Glory to Jesus Christ!
Can anyone fill us in on what is going on here??? God Bless!
Distributed by The Associated Press, October 26, 2002
[Charlotte GOA] Church Power Struggle Results in Service Cancellation
CHARLOTTE, NC, October 26, 2002 (AP) -- A power struggle at Holy Trinity Greek Orthodox Cathedral has caused what's believed to be the first cancellation of Sunday services in its 79-year history.
The fight pitting longtime members of one of the city's most prominent churches has grown so rancorous that police have been called twice and lawyers have been hired.
A group claiming to be the elected Parish Council recently took over the offices on East Boulevard and changed the locks on the 3,000-member church founded by Greek immigrants in 1923.
"We all grew up together in this church, almost like brothers and sisters," said Andrew Karres, a Charlotte lawyer who's attended Holy Trinity since childhood. "And now there's this fighting - I honestly think both sides are heartbroken."
The feud began in January as a disagreement over how much money Holy Trinity should pay annually to its New York-based archdiocese. The national office is part of a worldwide Eastern Orthodox Church that split with the Roman Catholic Church in 1054 and now totals almost 300 million members.
But recently, the dispute has evolved into a battle over who should control the church.
On one side is a 15-member group that calls itself the elected Parish Council. They were elected at a May parish assembly and say they represent the majority view and on Oct. 13 they took over the building and daily operations of the church.
On the other side is a rival Parish Council, whose 15 members were appointed in February by Bishop Alexios, who controls the Diocese of Atlanta, including Charlotte.

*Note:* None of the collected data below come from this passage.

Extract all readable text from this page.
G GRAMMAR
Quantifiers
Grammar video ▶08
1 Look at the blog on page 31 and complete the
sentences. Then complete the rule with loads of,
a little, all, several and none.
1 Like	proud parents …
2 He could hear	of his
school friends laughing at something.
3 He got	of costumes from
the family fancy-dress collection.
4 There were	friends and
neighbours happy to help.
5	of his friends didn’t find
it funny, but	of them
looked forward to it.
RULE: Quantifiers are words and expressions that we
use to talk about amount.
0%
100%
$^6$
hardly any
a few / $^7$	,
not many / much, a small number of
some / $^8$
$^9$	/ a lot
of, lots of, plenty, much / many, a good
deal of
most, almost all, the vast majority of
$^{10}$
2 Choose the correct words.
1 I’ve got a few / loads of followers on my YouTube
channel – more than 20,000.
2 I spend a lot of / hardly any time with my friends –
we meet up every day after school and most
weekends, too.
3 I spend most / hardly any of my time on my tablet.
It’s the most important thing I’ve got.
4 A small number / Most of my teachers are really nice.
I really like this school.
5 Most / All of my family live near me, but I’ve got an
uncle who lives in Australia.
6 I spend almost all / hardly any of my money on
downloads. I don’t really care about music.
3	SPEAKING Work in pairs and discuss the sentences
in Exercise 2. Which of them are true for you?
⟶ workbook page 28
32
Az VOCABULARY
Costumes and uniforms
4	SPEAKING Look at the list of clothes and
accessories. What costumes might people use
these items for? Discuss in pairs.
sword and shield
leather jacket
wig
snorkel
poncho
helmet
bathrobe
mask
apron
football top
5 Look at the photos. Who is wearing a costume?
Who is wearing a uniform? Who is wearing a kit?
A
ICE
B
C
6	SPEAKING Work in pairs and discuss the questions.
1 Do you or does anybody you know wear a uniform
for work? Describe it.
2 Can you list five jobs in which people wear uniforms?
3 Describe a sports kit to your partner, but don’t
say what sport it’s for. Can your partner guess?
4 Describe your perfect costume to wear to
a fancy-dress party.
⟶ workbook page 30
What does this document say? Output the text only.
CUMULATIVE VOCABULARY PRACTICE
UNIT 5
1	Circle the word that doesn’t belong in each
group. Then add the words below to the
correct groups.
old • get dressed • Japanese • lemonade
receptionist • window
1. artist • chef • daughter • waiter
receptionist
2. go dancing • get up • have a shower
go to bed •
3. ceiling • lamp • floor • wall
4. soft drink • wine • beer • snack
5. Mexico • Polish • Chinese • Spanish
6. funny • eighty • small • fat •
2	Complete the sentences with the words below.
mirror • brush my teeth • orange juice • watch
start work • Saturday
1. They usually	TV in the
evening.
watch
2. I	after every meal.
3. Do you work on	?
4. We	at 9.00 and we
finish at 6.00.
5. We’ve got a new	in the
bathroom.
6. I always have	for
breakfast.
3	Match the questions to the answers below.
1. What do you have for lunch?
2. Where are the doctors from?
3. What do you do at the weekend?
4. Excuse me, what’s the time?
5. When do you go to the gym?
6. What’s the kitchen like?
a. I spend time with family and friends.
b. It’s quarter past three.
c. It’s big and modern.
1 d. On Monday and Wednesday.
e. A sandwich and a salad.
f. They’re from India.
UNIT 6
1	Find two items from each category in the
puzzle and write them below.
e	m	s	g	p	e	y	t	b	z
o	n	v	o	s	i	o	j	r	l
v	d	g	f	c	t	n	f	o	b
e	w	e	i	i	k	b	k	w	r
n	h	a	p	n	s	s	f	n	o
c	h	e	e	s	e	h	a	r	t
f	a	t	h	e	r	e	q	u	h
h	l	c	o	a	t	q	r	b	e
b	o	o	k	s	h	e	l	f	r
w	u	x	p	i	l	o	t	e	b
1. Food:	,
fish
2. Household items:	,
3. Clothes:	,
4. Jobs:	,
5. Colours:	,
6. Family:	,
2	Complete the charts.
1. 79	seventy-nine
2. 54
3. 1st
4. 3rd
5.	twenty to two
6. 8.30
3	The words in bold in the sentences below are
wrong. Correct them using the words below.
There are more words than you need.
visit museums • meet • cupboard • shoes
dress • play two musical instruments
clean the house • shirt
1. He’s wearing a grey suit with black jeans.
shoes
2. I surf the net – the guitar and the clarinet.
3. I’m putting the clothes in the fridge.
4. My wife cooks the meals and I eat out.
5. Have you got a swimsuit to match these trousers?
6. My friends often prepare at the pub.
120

Earlier, the bishop appointed the Rev. George Daskalakis, Holy Trinity's head priest, or dean. Daskalakis describes the other parish council as improperly elected.
Daskalakis said in an Oct. 17 letter to parishioners that, because the cathedral was now "under siege," no church services or sacraments would be performed until further notice.
Hundreds of parishioners showed up at the cathedral last Sunday anyway, said Harry Stathopoulos, a Charlotte lawyer and member of the Parish Council elected in May. They lit candles, chanted the Hymn of the Holy Trinity and prayed before the icons that adorn the cathedral.
Karres, the lawyer and longtime church member, is now a member of the bishop's appointed Parish Council and the designated media spokesman for Daskalakis. He said no divine liturgy services will be held Sunday.
But Stathopoulos, speaking for the other side, said parishioners are invited to return Sunday to pray in the cathedral, then walk to the fellowship hall to view a satellite transmission of a service from Greece.
The split began after another church opened and took away some of the cathedral's members. The Parish Council asked the bishop in January to reduce what it paid the archdiocese. In February, the bishop dismissed the council and said the church was $66,000 in arrears on its dues.
At the same time, the bishop appointed a council to run the church. Unhappy with that, some church members held an election in May without the priest's cooperation, and chose their own council.
Stathopoulos said regulations that govern all Greek Orthodox parishes allow only an archbishop, not a bishop, to dismiss a council. In addition, he said, Holy Trinity was paying a lot to the archdiocese already: $161,000 in assessments between 1999 and 2001 and $20,000 more to aid Greek Orthodox colleges and Kosovo refugees.
Speaking for the bishop, Karres said the conflict began and continues because of disobedience.
"This is a hierarchical church," Karres said. "We would like (the other side) to come back into the fold. But to do that, they would have to give up the building and do whatever the bishop requires."
A good start to reaching peace, said Stathopoulos, would be for the bishop to restart the cathedral's schedule of Sunday services and sacraments such as baptisms.